Ratnesh Chopra, MD, has been the rheumatology fellowship director since 2018. Dr. Chopra is an assistant professor of medicine at UMass Chan Medical School and practices at UMass Memorial Medical Center and the outpatient clinic of Central Western VA, located on the UMass Chan campus. After earning his medical degree from University College Medical Sciences in New Delhi in 2000, he completed his internal medicine residency followed by his chief resident year at St. Barnabas Hospital. He then completed a Rheumatology fellowship at UMass Chan Medical School in 2014. He is also an active member of the working group of Program Directors for Fellows in Training through the American College of Rheumatology. Through this group, he works with fellowship leaders from around the country to optimize the educational needs of rheumatology fellows. He is also an active member of our institutional graduate medical education committee and serves as the director for the New England OSCE course for rheumatology second-year fellows, held annually at UMass Chan.

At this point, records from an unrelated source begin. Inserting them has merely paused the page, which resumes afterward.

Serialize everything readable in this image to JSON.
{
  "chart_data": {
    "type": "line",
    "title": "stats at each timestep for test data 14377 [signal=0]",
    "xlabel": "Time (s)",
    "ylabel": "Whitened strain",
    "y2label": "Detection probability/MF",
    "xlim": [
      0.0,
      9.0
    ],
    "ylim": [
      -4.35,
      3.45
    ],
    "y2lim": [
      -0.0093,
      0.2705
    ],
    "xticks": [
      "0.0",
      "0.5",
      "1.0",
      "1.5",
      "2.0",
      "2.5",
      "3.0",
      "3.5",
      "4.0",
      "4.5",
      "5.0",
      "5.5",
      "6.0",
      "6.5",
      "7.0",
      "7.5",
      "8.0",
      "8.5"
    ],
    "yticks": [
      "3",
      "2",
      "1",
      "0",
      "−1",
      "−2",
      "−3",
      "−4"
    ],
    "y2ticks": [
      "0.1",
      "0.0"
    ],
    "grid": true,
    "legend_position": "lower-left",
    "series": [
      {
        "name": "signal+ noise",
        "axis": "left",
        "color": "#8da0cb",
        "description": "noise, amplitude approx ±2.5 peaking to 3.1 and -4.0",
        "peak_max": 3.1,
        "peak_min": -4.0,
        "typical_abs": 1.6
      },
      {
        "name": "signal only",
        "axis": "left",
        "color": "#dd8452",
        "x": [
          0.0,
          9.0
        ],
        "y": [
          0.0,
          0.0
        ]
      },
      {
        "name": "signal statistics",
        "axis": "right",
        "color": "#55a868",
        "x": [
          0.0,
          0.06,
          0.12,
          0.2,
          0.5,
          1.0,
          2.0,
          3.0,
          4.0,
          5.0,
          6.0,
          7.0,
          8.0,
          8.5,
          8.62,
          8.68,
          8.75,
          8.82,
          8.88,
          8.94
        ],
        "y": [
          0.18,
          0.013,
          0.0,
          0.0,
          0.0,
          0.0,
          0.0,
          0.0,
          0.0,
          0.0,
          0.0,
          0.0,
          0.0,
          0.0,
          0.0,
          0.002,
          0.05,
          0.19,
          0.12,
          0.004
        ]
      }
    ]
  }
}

Associate Program Director

Peggy Wu, MD, became the associate program director of the Rheumatology Fellowship Program in 2022. Dr. Wu has been involved with the fellowship program for many years through precepting clinic as well as the clinical competency and program evaluation committees. Prior to joining UMass Chan, she completed medical school and residency at Rush University Medical Center, followed by a three-year Rheumatology fellowship at Northwestern University. At Northwestern, she focused her research on systemic lupus erythematosus. She then worked in private practice for three years in Pittsburgh, Pennsylvania, after fellowship followed by a move to Massachusetts in 2012 where she currently is an associate professor of medicine at UMass Chan Medical School. She has also been very involved in undergraduate medical education, serving as a prior course director for the longitudinal preceptor program and the Medical School’s physical diagnosis course for four years. She currently serves as a learning community mentor, where she supports a cohort of students as an advisor and teacher. In addition to her clinical work, she enjoys spending time with her husband and daughter, hiking, knitting, reading, and cooking.